ECLI:NL:CRVB:2005:AT8243
Centrale Raad van Beroep
- Hoger beroep
- N.J. van Vulpen-Grootjans
- R.C. Stam
- C.M. van Wechem
- Rechtspraak.nl
Bevestiging van de schatting van premielonen bij onvolledige loonadministratie
In deze zaak heeft appellante, vertegenwoordigd door I.P. Kistenmacher, hoger beroep ingesteld tegen een uitspraak van de rechtbank Alkmaar. De rechtbank had eerder geoordeeld dat de Raad van bestuur van het Uitvoeringsinstituut werknemersverzekeringen (gedaagde) de premielonen op basis van een verantwoorde schatting mocht vaststellen, omdat appellante haar loonadministratie niet volledig had gevoerd. De Centrale Raad van Beroep heeft de zaak behandeld op 27 mei 2005, waarbij gedaagde niet vertegenwoordigd was.
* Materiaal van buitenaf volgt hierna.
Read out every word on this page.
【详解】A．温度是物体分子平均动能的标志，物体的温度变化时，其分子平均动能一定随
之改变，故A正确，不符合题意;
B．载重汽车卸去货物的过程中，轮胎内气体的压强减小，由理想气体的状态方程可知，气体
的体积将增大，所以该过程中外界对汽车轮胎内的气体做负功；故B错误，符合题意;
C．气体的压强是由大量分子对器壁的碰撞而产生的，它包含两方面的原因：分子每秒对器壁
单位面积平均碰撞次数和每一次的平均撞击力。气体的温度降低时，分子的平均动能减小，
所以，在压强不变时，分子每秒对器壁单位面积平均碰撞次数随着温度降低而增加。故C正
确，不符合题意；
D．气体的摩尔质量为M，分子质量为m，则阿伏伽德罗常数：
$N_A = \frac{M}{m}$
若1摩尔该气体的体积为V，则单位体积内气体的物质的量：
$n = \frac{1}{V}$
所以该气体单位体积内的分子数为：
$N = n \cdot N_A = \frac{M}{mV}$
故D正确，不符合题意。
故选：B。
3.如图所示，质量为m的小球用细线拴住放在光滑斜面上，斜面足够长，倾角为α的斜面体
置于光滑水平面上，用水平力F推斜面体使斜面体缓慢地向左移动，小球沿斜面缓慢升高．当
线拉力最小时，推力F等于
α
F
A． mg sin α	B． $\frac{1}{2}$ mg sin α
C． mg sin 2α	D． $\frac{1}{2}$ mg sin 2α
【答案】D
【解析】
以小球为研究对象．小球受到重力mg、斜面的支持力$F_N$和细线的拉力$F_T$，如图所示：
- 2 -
De Raad heeft vastgesteld dat er bij appellante buiten de loonadministratie om loon is uitbetaald, wat de basis vormde voor de schatting van de verschuldigde premies. De Raad onderschrijft het oordeel van de rechtbank dat gedaagde zorgvuldig te werk is gegaan bij het schatten van de premielonen. De Raad verwijst naar het looncontrolerapport van 29 oktober 2001, waaruit blijkt dat gedaagde de nodige terughoudendheid heeft betracht bij de schatting.
Appellante heeft betoogd dat de schatting op onvoldoende gronden berust, maar de Raad heeft deze stelling verworpen. De Raad concludeert dat de schatting van de premielonen verantwoord is, ondanks dat de uitkomst mogelijk hoger is dan wanneer appellante haar verplichtingen had nagekomen. De Raad heeft geen aanleiding gezien om gedaagde te veroordelen in de proceskosten van appellante, noch om de rechtbank te verwijten dat zij de termijn voor het nemen van een besluit op bezwaar had geschonden.
Uiteindelijk heeft de Centrale Raad van Beroep de uitspraak van de rechtbank bevestigd, waarmee de eerdere beslissing van gedaagde om correctienota's op te leggen over de jaren 1996 tot en met 2000 is gehandhaafd.